All Ireland Feast Day Champions: An Eclectic team of Irish Saints – 6th November

The Feast of All Irish Saints was instituted in 1921, by Pope Benedict XV. It was a huge privilege already to have twenty five new Irish saints recognised by Rome in 1902, albeit via an informal procedure. Therefore, the oft misplaced idea, that Ireland has saints only by hearsay tradition does not really hold. We shall explain, while first listing off our canonized saints…

Examples formally canonised Irish Saints are

  1. Saint Malachy
  2. Saint Lawrence O’Toole
  3. Saint Oliver Plunkett
  4. Saint Charles of Mount Argus

An Irish monk, Fergal, also known as St. Virgil of Salzburg, is an 8th-century missionary scholar who was also formally canonized in 1233 by Pope Gregory IX. Formally canonised saints are when there is a solemn public affair in publicising the recognition of someone as a saint. Now Pope St. John Paul Magno canonised many saints in this way, after a careful and rigorous process of authenticity and verification.

Examples of informally canonised Irish Saints via the process of what is called Cultus Confirmation:

1) Assicus from Elphin
2) Carthach the Elder from Lismore
3) Colman from Cloyne
4) Colman from Dromore
5) Colman from Kilmacduagh
6) Conleth from Kildare
7) Déclán from Ardmore
8) Aidan from Ferns
9) Éogan from Ardstraw
10) Fachanan from Kilfenora
11) Felim from Kilmore
12) Finbarr from Cork
13) Flannán mac Toirrdelbaig from Killaloe
14) Jarlath from Tuam
15) Ciarán from Clonmacnois
16) Laserian from Leighlin
17) Mac Nisse from Connor
18) Macartan from Clogher
19) Muiredach from Killala
20) Nathy from Achonry
21) Oran from Iona
22) Kevin from Glendalough
23) Comgall from Bangor
24) Finnian from Clonard
25) Albert from Cashel (8th cent.)

All twenty five saints were recognised in 19 June 1902 by the universal church. They are our all Ireland champion saints.

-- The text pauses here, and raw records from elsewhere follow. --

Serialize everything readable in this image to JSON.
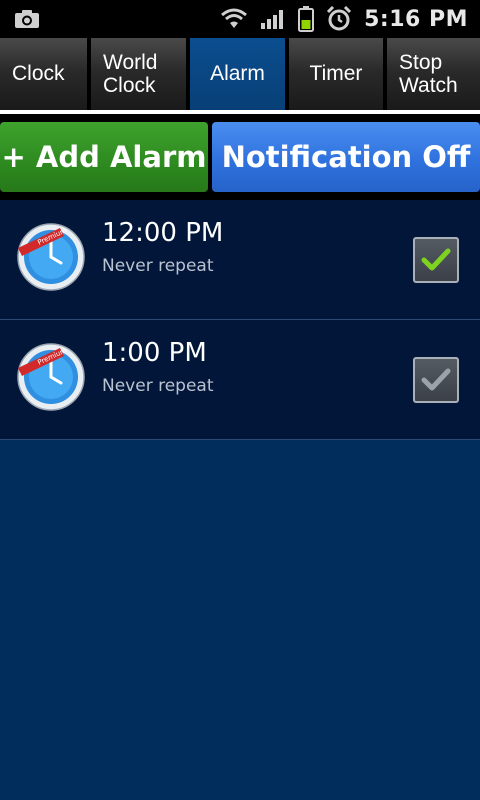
{
  "status_bar": {
    "time": "5:16 PM",
    "icons": [
      "camera-icon",
      "wifi-icon",
      "signal-icon",
      "battery-icon",
      "alarm-icon"
    ]
  },
  "tabs": [
    {
      "label": "Clock",
      "active": false
    },
    {
      "label": "World Clock",
      "line1": "World",
      "line2": "Clock",
      "active": false
    },
    {
      "label": "Alarm",
      "active": true
    },
    {
      "label": "Timer",
      "active": false
    },
    {
      "label": "Stop Watch",
      "line1": "Stop",
      "line2": "Watch",
      "active": false
    }
  ],
  "actions": {
    "add_alarm_label": "+ Add Alarm",
    "notification_label": "Notification Off"
  },
  "alarms": [
    {
      "time": "12:00 PM",
      "repeat": "Never repeat",
      "enabled": true,
      "badge": "Premium"
    },
    {
      "time": "1:00 PM",
      "repeat": "Never repeat",
      "enabled": false,
      "badge": "Premium"
    }
  ],
  "colors": {
    "background": "#012d5c",
    "list_row": "#02163a",
    "add_button": "#2d8a1f",
    "notification_button": "#2f72de",
    "active_tab": "#083f76",
    "check_on": "#7ed321",
    "check_off": "#9aa2ab"
  }
}
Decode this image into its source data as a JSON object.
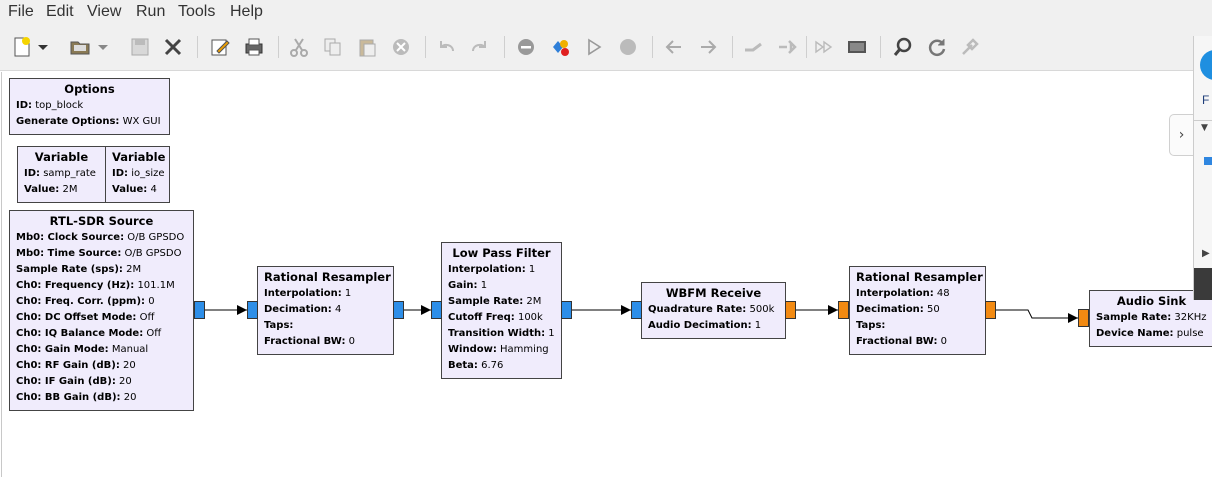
{
  "menu": [
    "File",
    "Edit",
    "View",
    "Run",
    "Tools",
    "Help"
  ],
  "toolbar_icons": [
    "new-file",
    "dropdown",
    "open-folder",
    "dropdown",
    "save",
    "close",
    "edit-properties",
    "print",
    "cut",
    "copy",
    "paste",
    "delete",
    "undo",
    "redo",
    "disable",
    "kill",
    "execute",
    "stop",
    "rotate-left",
    "rotate-right",
    "enable",
    "bypass",
    "forward",
    "screenshot",
    "find",
    "reload",
    "tools"
  ],
  "blocks": {
    "options": {
      "title": "Options",
      "params": [
        {
          "k": "ID:",
          "v": "top_block"
        },
        {
          "k": "Generate Options:",
          "v": "WX GUI"
        }
      ]
    },
    "var1": {
      "title": "Variable",
      "params": [
        {
          "k": "ID:",
          "v": "samp_rate"
        },
        {
          "k": "Value:",
          "v": "2M"
        }
      ]
    },
    "var2": {
      "title": "Variable",
      "params": [
        {
          "k": "ID:",
          "v": "io_size"
        },
        {
          "k": "Value:",
          "v": "4"
        }
      ]
    },
    "rtl": {
      "title": "RTL-SDR Source",
      "params": [
        {
          "k": "Mb0: Clock Source:",
          "v": "O/B GPSDO"
        },
        {
          "k": "Mb0: Time Source:",
          "v": "O/B GPSDO"
        },
        {
          "k": "Sample Rate (sps):",
          "v": "2M"
        },
        {
          "k": "Ch0: Frequency (Hz):",
          "v": "101.1M"
        },
        {
          "k": "Ch0: Freq. Corr. (ppm):",
          "v": "0"
        },
        {
          "k": "Ch0: DC Offset Mode:",
          "v": "Off"
        },
        {
          "k": "Ch0: IQ Balance Mode:",
          "v": "Off"
        },
        {
          "k": "Ch0: Gain Mode:",
          "v": "Manual"
        },
        {
          "k": "Ch0: RF Gain (dB):",
          "v": "20"
        },
        {
          "k": "Ch0: IF Gain (dB):",
          "v": "20"
        },
        {
          "k": "Ch0: BB Gain (dB):",
          "v": "20"
        }
      ]
    },
    "rr1": {
      "title": "Rational Resampler",
      "params": [
        {
          "k": "Interpolation:",
          "v": "1"
        },
        {
          "k": "Decimation:",
          "v": "4"
        },
        {
          "k": "Taps:",
          "v": ""
        },
        {
          "k": "Fractional BW:",
          "v": "0"
        }
      ]
    },
    "lpf": {
      "title": "Low Pass Filter",
      "params": [
        {
          "k": "Interpolation:",
          "v": "1"
        },
        {
          "k": "Gain:",
          "v": "1"
        },
        {
          "k": "Sample Rate:",
          "v": "2M"
        },
        {
          "k": "Cutoff Freq:",
          "v": "100k"
        },
        {
          "k": "Transition Width:",
          "v": "1"
        },
        {
          "k": "Window:",
          "v": "Hamming"
        },
        {
          "k": "Beta:",
          "v": "6.76"
        }
      ]
    },
    "wbfm": {
      "title": "WBFM Receive",
      "params": [
        {
          "k": "Quadrature Rate:",
          "v": "500k"
        },
        {
          "k": "Audio Decimation:",
          "v": "1"
        }
      ]
    },
    "rr2": {
      "title": "Rational Resampler",
      "params": [
        {
          "k": "Interpolation:",
          "v": "48"
        },
        {
          "k": "Decimation:",
          "v": "50"
        },
        {
          "k": "Taps:",
          "v": ""
        },
        {
          "k": "Fractional BW:",
          "v": "0"
        }
      ]
    },
    "sink": {
      "title": "Audio Sink",
      "params": [
        {
          "k": "Sample Rate:",
          "v": "32KHz"
        },
        {
          "k": "Device Name:",
          "v": "pulse"
        }
      ]
    }
  },
  "side_panel": {
    "label": "F",
    "accent": "#1f8fe0"
  },
  "colors": {
    "block_bg": "#f0ecfc",
    "port_complex": "#2d8ee8",
    "port_float": "#f28a12"
  }
}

Cultus confirmation is also called equipollent (equivalent) canonization, which consists in decreeing an Office and Mass by the pope in honour of the saint, (Benedict XIV, l, c., xliii, no 14). The Congregation for the Causes of Saints (CCS), instituted in 1969, has the competence to consider such an honour. Ordinarily someone whose cultus has been confirmed is considered “Blessed”. In some cases, the decree grants the title as “Saint”.

The rules instituted by Pope Benedict XIV, on the conditions for an equipollent canonization:
1) Existence of an ancient cultus of the person: namely evidence of an immemorial public veneration (cultus ab immemorabili tempore) of the person at least one hundred years before the publication of the decree.
2) Reliable and constant attestation to the virtues or martyrdom of the person by credible historians.
3) Uninterrupted fame of the person as a miracle worker: the claimed saint maintains a reputation for performing miracles that have continued without exception of the centuries.
These criteria ensure only claimed saints of authentic merit veneration and canonisation.

Finally there are those who are saints of the ”pre-congregation canonization” type; being proclaimed a saint by popular devotion and recognised as such by a local bishop. St. Mel of Ardagh is an example of this category.

So there you have it, we have many recognised saints. What a great privilege it is to be part of the land of saints and scholars. We celebrate all Irish Saints day on the 6th November.